As esperanças de uma mudança maior em relação ao degelo das relações EUA-Cuba diminuíram sob o governo Trump, que reverteu agressivamente a maioria dos laços que haviam sido refeitos entre os países, desferindo um golpe prejudicial à economia cubana.
No início de 2021, a pandemia também estava afetando o tão elogiado sistema de saúde do país.
Em julho, a fome e os apagões desencadearam uma onda de manifestações, com milhares de pessoas tomando as ruas em uma demonstração de desafio nunca vista nas seis décadas desde a revolução cubana. O governo respondeu prendendo centenas.
García esperava mobilizar protestos novamente neste outono. Ele e outros ativistas fundaram o Archipiélago, um fórum do Facebook cujo número de membros cresceu para mais de 38.000. Eles convocaram uma nova rodada de protestos para 15 de novembro, dia em que Cuba deve permitir a entrada de turistas estrangeiros novamente.
O Sr. García se viu na mira.
Em 22 de outubro, ele disse que voltou para casa para encontrar o par de pombos decapitados. Dias depois, centenas de apoiadores do governo se reuniram em sua porta, gritando contra ele.
“Não vi um único vizinho entre eles”, disse García, que acredita que a multidão foi transportada para lá pelo governo.
Na semana passada, a televisão estatal começou a veicular segmentos dizendo que García pretendia derrubar violentamente o governo. Ele interpretou isso como um aviso de que logo seria preso.
Embora tenha obtido um visto de 90 dias do governo espanhol, García ainda planejava se juntar aos protestos de 15 de novembro. Mas ele foi impedido de sair de casa porque o governo impediu que os manifestantes se reunissem.
Pouco depois, disse García, dois amigos o levaram furtivamente de sua casa para uma casa segura onde ele passou dois dias antes de chegar à Espanha.
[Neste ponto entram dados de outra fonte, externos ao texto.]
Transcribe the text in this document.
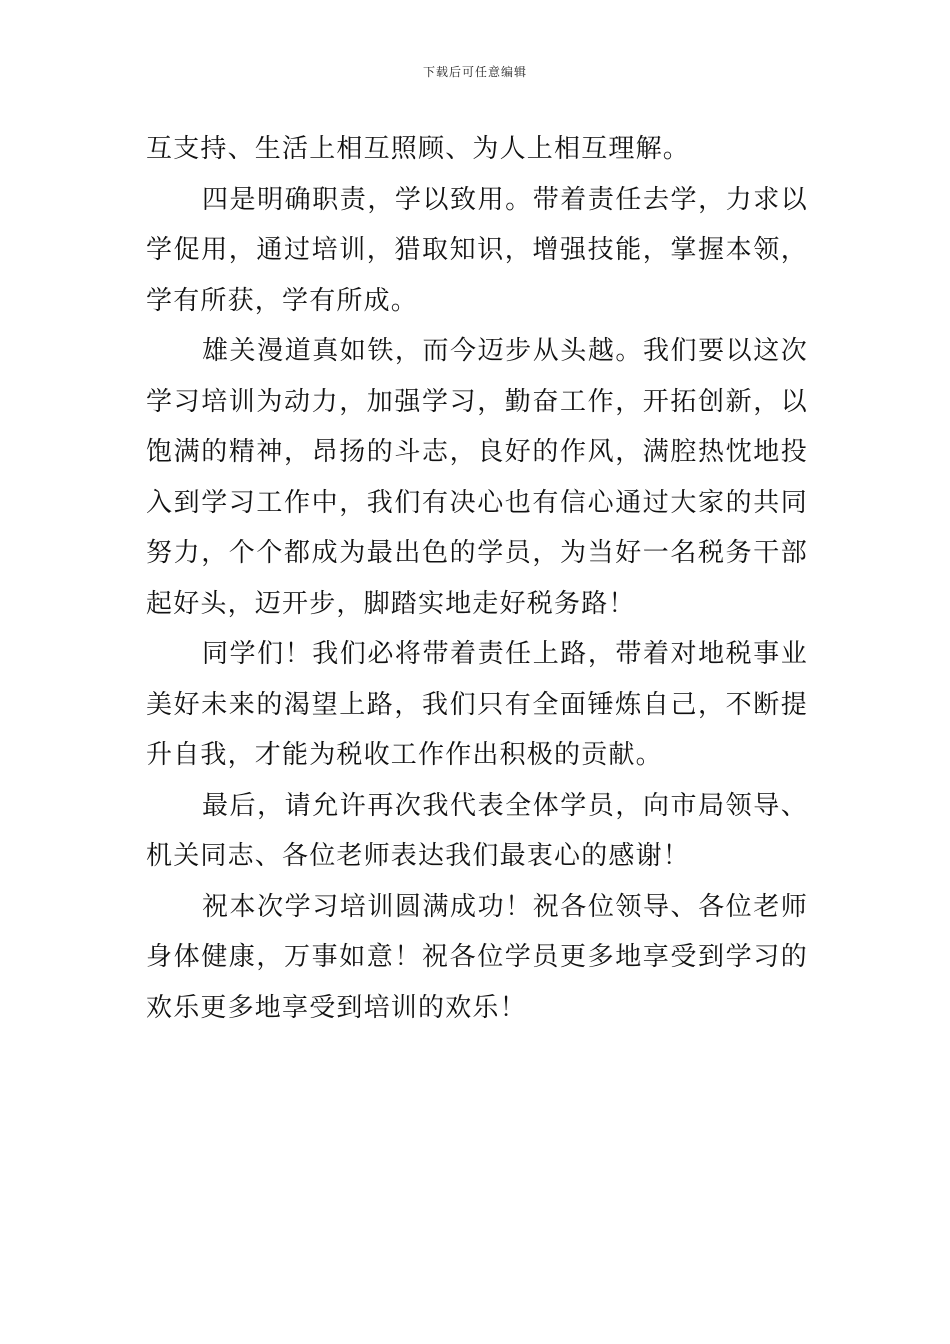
下载后可任意编辑

互支持、生活上相互照顾、为人上相互理解。

四是明确职责，学以致用。带着责任去学，力求以学促用，通过培训，猎取知识，增强技能，掌握本领，学有所获，学有所成。

雄关漫道真如铁，而今迈步从头越。我们要以这次学习培训为动力，加强学习，勤奋工作，开拓创新，以饱满的精神，昂扬的斗志，良好的作风，满腔热忱地投入到学习工作中，我们有决心也有信心通过大家的共同努力，个个都成为最出色的学员，为当好一名税务干部起好头，迈开步，脚踏实地走好税务路！

同学们！我们必将带着责任上路，带着对地税事业美好未来的渴望上路，我们只有全面锤炼自己，不断提升自我，才能为税收工作作出积极的贡献。

最后，请允许再次我代表全体学员，向市局领导、机关同志、各位老师表达我们最衷心的感谢！

祝本次学习培训圆满成功！祝各位领导、各位老师身体健康，万事如意！祝各位学员更多地享受到学习的欢乐更多地享受到培训的欢乐！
O governo colocou guardas em frente à sua casa, mas García disse acreditar que não foi detido porque as autoridades o queriam fora do país.
As reações à sua saída foram misturadas no grupo do Facebook que ele fundou. Os líderes do grupo, aparentemente sem saber a princípio que ele havia fugido, postaram mensagens sugerindo que ele havia sido sequestrado. Alguns comentaristas disseram que se sentiram traídos por ele ter partido.
Na Espanha, porém, García foi bem-vindo.
Na quinta-feira, ele entrou em uma pizzaria onde foi abraçado pelo proprietário, Eduardo López, que havia deixado Cuba décadas antes quando tinha 22 anos.
“Eu estava esperando que você viesse aqui. Eu tinha orado por isso ”, disse ele.
O Sr. García sentou-se e deu uma olhada no cardápio. Disse que queria voltar a Cuba.
Não estava claro quando seria, se é que isso aconteceria.
José Bautista contribuiu com reportagem.